Let me clarify that I have nothing against people making money by doing business related to food supply.
What I am concerned about, however, is the indiscriminate profiteering by traders and middlemen of food commodities by jacking up prices beyond the reach of ordinary consumers.
While the rule of thumb says that the price of rice should only be double the buying price of paddy rice, commercial rice in the market is sold from P45 to P60, instead of just about P38.
As I have declared in previous statements, I believe that in implementing the directive of President Rody Duterte of ensuring “Available and Affordable Food” for the Filipinos, the mandate of the DA is not only to produce food but also to make sure that the abundance of food is translated into affordable prices by the ordinary consumers.

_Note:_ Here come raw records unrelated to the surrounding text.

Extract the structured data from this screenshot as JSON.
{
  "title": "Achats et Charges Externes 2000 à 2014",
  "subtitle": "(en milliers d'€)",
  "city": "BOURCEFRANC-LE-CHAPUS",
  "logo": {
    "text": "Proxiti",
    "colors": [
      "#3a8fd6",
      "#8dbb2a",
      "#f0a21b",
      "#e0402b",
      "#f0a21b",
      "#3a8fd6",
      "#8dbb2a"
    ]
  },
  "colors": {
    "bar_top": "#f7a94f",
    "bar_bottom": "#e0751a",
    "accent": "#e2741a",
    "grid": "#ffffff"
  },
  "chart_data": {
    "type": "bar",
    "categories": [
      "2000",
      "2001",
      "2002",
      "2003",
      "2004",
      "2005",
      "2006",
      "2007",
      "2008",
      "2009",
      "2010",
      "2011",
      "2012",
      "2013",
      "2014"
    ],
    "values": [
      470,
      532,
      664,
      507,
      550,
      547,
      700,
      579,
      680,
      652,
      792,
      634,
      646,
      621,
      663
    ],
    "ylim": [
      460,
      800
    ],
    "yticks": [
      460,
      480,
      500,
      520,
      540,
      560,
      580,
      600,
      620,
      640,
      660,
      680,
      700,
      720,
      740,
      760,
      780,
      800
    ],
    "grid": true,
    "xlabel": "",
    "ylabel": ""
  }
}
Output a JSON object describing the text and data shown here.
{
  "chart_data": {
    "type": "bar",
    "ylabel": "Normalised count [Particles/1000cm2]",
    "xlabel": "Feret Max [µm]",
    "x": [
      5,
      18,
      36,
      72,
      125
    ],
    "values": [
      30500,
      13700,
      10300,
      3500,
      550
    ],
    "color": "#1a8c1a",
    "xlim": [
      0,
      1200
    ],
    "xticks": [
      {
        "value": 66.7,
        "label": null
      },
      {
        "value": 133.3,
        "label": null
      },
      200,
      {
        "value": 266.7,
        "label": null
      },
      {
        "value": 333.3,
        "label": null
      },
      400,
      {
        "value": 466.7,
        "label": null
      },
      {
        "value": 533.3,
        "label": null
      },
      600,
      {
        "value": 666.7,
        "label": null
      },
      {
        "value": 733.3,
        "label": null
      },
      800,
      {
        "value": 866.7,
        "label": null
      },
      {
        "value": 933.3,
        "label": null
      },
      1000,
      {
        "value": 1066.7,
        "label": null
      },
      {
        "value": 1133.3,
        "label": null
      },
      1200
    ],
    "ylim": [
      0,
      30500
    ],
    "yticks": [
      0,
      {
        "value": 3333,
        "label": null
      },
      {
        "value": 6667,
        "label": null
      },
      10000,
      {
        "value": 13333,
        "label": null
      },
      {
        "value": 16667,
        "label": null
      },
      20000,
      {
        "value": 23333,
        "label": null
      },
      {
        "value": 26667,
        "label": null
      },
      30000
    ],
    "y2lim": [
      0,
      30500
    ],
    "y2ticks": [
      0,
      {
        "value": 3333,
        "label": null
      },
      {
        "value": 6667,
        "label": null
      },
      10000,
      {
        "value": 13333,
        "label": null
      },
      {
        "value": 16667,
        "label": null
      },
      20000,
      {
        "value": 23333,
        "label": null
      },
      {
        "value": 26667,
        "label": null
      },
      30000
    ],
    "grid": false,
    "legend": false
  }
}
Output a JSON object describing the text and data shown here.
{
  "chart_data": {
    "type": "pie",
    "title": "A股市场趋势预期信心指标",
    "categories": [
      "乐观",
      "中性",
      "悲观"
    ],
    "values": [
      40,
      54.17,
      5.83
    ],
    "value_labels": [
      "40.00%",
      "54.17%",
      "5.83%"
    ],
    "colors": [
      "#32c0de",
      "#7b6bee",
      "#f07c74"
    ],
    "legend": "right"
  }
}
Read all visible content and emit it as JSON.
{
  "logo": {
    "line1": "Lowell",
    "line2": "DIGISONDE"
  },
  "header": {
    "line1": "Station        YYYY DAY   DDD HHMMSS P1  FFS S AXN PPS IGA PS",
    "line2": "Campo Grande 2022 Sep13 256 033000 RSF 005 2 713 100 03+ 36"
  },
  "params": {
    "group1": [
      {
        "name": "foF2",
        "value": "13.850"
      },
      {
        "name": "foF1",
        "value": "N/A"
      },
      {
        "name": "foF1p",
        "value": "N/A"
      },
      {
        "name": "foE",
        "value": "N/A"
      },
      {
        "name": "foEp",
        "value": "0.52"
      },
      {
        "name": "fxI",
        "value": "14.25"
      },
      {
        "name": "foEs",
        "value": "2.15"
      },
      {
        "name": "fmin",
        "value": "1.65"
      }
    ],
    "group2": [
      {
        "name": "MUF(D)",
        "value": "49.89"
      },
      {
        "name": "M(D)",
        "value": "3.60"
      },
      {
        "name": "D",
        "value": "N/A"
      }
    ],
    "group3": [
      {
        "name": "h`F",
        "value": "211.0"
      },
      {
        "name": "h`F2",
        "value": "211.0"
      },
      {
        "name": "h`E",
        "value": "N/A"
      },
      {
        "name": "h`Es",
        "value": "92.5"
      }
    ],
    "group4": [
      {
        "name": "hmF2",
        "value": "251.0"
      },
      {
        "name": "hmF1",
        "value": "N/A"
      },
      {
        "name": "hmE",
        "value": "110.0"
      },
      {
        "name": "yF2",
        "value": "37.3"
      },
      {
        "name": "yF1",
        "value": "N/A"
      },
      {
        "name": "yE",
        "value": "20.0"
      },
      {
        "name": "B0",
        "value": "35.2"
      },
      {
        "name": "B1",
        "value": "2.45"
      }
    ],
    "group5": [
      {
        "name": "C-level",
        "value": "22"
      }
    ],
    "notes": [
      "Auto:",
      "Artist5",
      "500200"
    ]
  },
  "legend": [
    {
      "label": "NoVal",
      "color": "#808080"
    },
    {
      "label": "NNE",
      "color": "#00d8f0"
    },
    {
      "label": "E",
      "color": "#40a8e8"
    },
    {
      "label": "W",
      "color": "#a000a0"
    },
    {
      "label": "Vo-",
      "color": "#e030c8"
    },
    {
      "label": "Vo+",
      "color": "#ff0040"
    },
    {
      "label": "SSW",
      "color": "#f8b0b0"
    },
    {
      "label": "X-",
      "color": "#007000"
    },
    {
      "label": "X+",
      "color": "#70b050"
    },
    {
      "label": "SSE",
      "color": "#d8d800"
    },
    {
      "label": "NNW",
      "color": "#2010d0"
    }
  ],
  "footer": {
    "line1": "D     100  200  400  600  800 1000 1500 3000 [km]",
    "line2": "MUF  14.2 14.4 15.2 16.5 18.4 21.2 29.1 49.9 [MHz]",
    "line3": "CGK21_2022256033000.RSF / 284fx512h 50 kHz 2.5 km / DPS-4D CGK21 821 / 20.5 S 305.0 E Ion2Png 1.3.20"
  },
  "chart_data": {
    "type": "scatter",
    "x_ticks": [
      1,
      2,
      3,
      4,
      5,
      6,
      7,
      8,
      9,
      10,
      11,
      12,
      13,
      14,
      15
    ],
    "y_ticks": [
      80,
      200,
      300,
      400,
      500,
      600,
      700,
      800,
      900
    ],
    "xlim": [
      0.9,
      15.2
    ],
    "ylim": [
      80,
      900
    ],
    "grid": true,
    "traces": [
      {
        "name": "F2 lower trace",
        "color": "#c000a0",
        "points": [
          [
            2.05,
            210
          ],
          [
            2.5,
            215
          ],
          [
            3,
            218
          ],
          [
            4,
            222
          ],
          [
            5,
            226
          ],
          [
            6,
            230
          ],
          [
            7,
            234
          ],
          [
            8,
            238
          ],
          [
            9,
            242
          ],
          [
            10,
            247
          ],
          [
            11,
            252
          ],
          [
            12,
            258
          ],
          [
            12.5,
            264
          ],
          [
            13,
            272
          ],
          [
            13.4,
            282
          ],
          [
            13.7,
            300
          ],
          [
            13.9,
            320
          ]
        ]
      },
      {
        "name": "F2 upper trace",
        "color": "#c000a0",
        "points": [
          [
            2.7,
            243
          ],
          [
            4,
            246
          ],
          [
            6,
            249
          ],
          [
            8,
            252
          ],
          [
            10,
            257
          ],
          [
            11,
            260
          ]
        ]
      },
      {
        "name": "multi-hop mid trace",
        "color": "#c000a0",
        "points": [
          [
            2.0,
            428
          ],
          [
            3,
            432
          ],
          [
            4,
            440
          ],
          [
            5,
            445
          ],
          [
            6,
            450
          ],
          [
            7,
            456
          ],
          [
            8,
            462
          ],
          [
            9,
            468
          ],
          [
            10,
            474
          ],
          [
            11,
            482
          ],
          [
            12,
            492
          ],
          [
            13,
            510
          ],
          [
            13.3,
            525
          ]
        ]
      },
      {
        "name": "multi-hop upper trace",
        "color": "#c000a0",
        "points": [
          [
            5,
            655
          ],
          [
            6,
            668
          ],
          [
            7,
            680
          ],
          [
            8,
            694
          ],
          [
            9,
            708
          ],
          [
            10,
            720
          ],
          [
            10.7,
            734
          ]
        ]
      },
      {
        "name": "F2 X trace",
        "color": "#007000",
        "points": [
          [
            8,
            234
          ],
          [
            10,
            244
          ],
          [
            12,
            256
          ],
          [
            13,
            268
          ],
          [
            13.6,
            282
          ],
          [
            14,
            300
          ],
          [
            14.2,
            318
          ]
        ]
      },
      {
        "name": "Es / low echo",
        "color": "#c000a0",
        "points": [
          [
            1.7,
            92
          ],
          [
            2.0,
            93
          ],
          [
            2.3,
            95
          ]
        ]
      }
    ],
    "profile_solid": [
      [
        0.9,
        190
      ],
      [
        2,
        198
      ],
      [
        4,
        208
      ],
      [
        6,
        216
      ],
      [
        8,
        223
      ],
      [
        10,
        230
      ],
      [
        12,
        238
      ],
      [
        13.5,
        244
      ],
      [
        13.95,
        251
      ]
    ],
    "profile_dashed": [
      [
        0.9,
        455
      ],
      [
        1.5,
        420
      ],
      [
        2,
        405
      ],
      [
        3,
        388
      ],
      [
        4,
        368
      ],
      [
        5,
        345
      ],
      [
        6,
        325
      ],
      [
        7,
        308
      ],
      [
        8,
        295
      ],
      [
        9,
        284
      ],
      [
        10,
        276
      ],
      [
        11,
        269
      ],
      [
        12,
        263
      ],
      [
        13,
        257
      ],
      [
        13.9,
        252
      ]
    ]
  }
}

They have successfully implemented this scheme in Japan and South Korea while in the US, individual farmers deal directly with the outlets.
In South Korea, farmers have federated into a national cooperative called Nong Hyup and they operate their own supermarkets, banks, cargo and insurance companies.
I do not dream of achieving that in my term as President Duterte’s Secretary of Agriculture but I hope that by the end of his Presidency, we would have empowered and capacitated our farmers to the point that they will no longer be at the mercy of traders and middlemen.
That advocacy is expected to result in “Available and Affordable Food” for the Filipino people.